If we take something as simple as CineBench R20 (everyone’s favorite), the Intel CPU in 45 W mode scores 730, while the AMD CPU in 45 W mode scores 613, only matching Intel’s previous generation. That’s partly due to the single threaded power consumption on both platforms – while AMD is using 12.9 W on the cores (23 W package) to reach one thread at 4850 MHz, and doesn’t improve single thread performance in higher power modes, Intel does gets a performance uplift going from 45 W to 65 W, suggesting that the single thread power consumption is up in that region.
The same applies for multi-threading – in a lot of our benchmarks we see that AMD scores minor gains going from 35 W to 45 W to 65 W, indicating that the efficiency point is really around that 35 W metric. But when we scale that up to the multi-threaded tests, Intel can scale power for additional performance a lot more, but also wins as it has a total of 20 threads, compared to AMD’s sixteen. This means at the end of the day Intel can get +40% performance at the same power in benchmarks that can take advantage of its core structure, but only +14% in other tests (like SPEC) despite having +25% more cores.
While we haven’t touched battery life or graphics in this article, instead looking at CPU performance, we can see that realistically AMD is finding a good optimization point around that 35 W mark with this new Rembrandt chip. Pushing for more power gives minor performance uplifts, suggesting it isn’t really that scalable, but when we combine the new updated SoC with the move to DDR5, it’s still a great performer. In fact, both Intel and AMD chips seem to be amazing this generation, and if you’re in the market for a flagship, CPU performance is everywhere. But right now, Intel seems ahead at the high-end.

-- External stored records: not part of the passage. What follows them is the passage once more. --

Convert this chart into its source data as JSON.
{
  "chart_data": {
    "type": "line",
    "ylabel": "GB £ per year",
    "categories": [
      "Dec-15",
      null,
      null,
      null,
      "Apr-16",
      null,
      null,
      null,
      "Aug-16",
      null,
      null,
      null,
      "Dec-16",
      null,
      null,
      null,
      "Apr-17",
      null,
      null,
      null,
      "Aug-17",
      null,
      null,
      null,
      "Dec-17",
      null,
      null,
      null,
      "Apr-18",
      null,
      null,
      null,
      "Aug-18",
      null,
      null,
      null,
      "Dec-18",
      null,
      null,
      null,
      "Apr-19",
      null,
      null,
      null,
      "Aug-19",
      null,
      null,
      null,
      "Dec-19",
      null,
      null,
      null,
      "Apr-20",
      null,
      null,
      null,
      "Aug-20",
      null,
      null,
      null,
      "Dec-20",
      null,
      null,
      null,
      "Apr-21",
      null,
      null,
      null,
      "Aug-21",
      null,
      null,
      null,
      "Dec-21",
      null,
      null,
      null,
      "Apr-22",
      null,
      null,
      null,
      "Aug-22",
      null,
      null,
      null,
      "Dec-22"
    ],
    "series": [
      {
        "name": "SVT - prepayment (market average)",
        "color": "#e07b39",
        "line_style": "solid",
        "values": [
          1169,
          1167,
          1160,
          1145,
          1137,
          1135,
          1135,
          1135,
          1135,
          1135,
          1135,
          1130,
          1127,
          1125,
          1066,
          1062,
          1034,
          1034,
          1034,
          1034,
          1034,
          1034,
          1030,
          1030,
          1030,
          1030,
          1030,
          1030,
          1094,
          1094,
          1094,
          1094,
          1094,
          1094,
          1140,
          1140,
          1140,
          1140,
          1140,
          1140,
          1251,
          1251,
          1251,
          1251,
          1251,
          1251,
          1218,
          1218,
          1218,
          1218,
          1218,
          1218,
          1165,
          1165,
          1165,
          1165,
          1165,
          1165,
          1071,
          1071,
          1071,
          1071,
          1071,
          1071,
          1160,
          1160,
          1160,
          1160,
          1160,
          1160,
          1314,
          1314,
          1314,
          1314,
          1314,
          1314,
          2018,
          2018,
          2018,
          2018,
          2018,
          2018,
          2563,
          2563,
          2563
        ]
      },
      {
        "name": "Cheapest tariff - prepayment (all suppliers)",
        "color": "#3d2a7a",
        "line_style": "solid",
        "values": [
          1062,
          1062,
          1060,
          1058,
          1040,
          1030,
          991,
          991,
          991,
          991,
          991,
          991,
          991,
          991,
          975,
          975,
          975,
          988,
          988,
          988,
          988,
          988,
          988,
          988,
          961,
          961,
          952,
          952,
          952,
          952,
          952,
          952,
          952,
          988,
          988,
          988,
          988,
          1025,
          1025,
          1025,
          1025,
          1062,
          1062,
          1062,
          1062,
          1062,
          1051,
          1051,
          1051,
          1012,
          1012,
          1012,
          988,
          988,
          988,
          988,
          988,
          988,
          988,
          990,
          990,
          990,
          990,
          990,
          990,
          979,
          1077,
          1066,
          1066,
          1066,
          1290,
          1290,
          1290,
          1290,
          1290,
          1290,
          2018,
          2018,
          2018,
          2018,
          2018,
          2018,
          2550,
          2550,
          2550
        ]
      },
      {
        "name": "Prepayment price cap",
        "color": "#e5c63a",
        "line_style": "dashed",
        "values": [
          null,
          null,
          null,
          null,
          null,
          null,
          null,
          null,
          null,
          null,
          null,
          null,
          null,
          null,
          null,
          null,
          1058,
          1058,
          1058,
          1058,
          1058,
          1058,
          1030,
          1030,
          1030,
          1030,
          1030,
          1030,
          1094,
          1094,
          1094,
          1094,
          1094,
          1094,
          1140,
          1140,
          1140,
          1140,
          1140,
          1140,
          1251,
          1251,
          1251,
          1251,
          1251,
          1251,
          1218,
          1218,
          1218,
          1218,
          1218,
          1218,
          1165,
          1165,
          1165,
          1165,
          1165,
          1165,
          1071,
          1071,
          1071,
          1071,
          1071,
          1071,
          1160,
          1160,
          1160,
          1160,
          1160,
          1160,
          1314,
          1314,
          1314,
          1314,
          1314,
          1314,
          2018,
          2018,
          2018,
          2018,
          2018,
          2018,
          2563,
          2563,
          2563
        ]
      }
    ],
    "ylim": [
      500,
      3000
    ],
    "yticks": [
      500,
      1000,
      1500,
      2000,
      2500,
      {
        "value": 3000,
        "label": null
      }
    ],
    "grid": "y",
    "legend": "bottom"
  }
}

What’s going to be interesting here is testing the 15 W versions of the latest platforms. AMD still has 8 core processors, with all 8 cores being big cores, whereas Intel has moved down to 2 big cores paired with 8 efficient cores. We might see the tides shift the other direction allowing AMD to be more scalable, pushing 15 W or higher modes with more performance, while Intel relies on the efficient cores to pick up the rest of the workload. Ultimately this is where the battle really matters, as this is at the price points where most notebooks are going to be sold.